Giovanni, generosità senza fine. L’ultimo dono: tutti i suoi organi

COSTA VOLPINO. Aveva 52 anni e la sindrome di Down: sportivo e attivo in oratorio, è stato stroncato da un malore. «Faceva ogni cosa con gioia».

Cintura nera di judo, animatore in oratorio, viaggiatore. Giovanni Capitanio, 52 anni, di Costa Volpino, è stato tutto questo, e molto di più: per ultimo, donatore di organi. E che avesse la sindrome di Down rende ancora più straordinaria la sua vita, terminata una settimana fa in ospedale a Esine dove, grazie a un fisico da ragazzino, ha potuto donare tutti i propri organi: cuore, polmoni, fegato, reni, cornee, perfino qualche pezzo di ossa. Per dire che la generosità non ha nulla a che fare con il numero dei cromosomi, ma che la bontà e l’altruismo si sviluppano grazie alla famiglia in cui una persona cresce, alla comunità che la accoglie, ai tanti amici che le vogliono bene.

C’erano tutti, martedì, in chiesa a Corti dove i funerali sono stati celebrati da don Endrio Bosio, che aveva conosciuto Giovanni negli anni in cui era curato nella parrocchia di Costa Volpino, e da don Mario Laini, l’attuale parroco.
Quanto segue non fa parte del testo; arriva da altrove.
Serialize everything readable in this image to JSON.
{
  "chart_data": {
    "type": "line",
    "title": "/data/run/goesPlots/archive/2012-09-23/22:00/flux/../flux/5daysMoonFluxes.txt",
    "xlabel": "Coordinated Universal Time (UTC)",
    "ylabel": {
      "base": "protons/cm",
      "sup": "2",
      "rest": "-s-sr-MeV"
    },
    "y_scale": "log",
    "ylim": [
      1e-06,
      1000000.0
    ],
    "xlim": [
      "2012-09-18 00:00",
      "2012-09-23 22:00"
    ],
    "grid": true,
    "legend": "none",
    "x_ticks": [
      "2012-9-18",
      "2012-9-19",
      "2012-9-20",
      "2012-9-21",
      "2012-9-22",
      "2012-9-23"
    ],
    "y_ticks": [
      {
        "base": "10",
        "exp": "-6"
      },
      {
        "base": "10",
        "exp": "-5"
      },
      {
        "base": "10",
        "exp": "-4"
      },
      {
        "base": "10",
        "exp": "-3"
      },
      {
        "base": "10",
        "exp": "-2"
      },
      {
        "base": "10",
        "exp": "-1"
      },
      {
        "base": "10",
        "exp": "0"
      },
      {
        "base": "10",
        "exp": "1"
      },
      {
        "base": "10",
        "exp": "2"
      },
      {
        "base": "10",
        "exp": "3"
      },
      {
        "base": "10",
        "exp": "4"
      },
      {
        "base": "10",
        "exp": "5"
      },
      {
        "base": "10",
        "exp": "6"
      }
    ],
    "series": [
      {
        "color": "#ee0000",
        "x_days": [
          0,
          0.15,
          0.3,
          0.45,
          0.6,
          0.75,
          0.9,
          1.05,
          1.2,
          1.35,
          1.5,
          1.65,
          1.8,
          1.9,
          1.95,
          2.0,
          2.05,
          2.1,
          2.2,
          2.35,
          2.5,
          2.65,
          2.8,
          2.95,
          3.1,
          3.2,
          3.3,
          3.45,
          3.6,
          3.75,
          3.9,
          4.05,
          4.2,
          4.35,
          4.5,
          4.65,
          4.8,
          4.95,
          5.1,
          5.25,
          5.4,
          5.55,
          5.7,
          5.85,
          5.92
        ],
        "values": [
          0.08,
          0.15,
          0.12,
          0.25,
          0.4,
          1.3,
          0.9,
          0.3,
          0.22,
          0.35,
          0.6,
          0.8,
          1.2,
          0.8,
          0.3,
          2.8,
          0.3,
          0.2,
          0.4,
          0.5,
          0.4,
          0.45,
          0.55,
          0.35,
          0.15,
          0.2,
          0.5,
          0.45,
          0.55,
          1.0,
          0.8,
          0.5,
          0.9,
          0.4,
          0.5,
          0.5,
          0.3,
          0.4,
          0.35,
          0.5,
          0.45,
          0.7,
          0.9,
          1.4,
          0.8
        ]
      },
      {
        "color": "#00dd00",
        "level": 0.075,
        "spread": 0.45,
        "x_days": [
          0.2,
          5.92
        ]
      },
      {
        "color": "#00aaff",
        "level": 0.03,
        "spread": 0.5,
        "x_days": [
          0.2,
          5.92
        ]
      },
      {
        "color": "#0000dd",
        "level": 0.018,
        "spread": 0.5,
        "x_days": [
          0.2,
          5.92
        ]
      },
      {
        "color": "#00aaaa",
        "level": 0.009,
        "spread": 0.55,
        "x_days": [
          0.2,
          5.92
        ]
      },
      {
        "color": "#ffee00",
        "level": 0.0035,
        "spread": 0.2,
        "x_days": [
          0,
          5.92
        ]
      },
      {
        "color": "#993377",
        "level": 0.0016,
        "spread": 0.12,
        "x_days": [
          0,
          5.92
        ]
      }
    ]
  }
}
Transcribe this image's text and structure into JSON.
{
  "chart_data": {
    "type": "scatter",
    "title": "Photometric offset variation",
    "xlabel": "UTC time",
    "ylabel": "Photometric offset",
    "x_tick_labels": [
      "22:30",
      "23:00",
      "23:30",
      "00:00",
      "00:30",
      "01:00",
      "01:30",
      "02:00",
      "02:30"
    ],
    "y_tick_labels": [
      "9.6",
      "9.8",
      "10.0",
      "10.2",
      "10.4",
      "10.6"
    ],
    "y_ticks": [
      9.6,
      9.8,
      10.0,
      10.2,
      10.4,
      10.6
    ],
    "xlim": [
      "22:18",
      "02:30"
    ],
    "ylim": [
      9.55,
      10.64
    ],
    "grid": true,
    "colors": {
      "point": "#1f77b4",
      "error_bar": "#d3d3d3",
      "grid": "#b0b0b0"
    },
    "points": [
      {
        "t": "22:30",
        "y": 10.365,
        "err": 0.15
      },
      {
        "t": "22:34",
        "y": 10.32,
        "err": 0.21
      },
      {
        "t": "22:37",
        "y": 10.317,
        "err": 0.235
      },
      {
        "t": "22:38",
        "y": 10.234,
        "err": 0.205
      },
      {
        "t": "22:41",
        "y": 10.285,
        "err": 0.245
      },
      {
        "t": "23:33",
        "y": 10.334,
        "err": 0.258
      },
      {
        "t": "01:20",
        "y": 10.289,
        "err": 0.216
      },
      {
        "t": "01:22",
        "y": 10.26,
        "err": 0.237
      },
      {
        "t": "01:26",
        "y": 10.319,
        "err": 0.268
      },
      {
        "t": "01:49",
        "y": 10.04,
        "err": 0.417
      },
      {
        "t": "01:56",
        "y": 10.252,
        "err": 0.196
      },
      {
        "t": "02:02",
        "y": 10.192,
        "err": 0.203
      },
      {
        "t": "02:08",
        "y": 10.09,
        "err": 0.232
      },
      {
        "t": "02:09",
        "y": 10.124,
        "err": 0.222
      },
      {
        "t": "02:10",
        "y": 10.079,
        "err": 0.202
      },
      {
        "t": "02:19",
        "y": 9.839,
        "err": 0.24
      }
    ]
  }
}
Sono stati loro a dare voce alla commozione di tutti i presenti, ognuno dei quali con un ricordo personale da tenere in cuore.

Il ricordo di chi lo conoceva

Chi lo incontrava nella palestra di judo, dove era il braccio destro del maestro Gianbattista Paris e di sua moglie Rosy, ricorda che era lui ad accogliere gli allievi più giovani, ad aiutarli a rompere il ghiaccio e ad accompagnarli sul tatami. Chi lo incrociava sugli autobus che, da solo e in piena autonomia, prendeva tutti i giorni per andare a lavorare in un supermercato a Clusone, sa che non sbagliava una coincidenza. Chi lo ha conosciuto in oratorio a Corti, ripensa alla meticolosità e all’attenzione che sapeva mettere nello svolgere i compiti affidati al «segretario» del catechismo. A piangerlo, i fratelli nella fede che condividevano con lui un cammino catecumenale. «E tutto – ricorda la sorella Maria Grazia, per dieci anni vice sindaco di Costa Volpino – tutto lo faceva con gioia e allegria, contagiando le persone che gli stavano vicine». Un’allegria solo scalfita dalla morte, a fine giugno, del papà Francesco, dopo che il periodo più difficile era stato per lui, che viveva di relazioni, il lockdown. Viveva con la mamma Teresa Testa: con lei ha girato l’Italia e l’Europa intera. Il cognato Massimo Vitali era il suo grande amico da oltre quarant’anni.

Donati gli organi

Ma la bellezza che Giovanni ha saputo coltivare non è bastata a fermare un malore che giovedì scorso lo ha colpito mentre era a casa. «Mi hanno avvertita verso le 17, un’ora e mezza dopo lo stavamo già salutando – ricorda la sorella Maria Grazia –, eppure abbiamo colto che, anche lì in ospedale, mio fratello poteva insegnarci qualcosa. I medici della Rianimazione di Esine, straordinari tutti, ci hanno detto senza mezzi termini che gli organi di Giovanni erano sanissimi, perfetti per essere prelevati e donati a persone in attesa di un trapianto. C’è stato bisogno del nostro consenso, ma non abbiamo avuto dubbi. Essere generoso era la cifra del suo animo, non potevamo tradirlo».

A Esine, le donazioni come quella fatta da Giovanni si contano sulle dita di una mano. «È straordinario – ricorda ancora la sorella – vedere come Giovanni ha saputo abbattere nella propria vita tante barriere, compresa l’ultima, quella che porta a pensare che un disabile e la donazione di organi siano universi lontani. Invece, grazie allo sport che ha sempre voluto praticare, ha dimostrato il contrario. E noi seguiremo il suo esempio».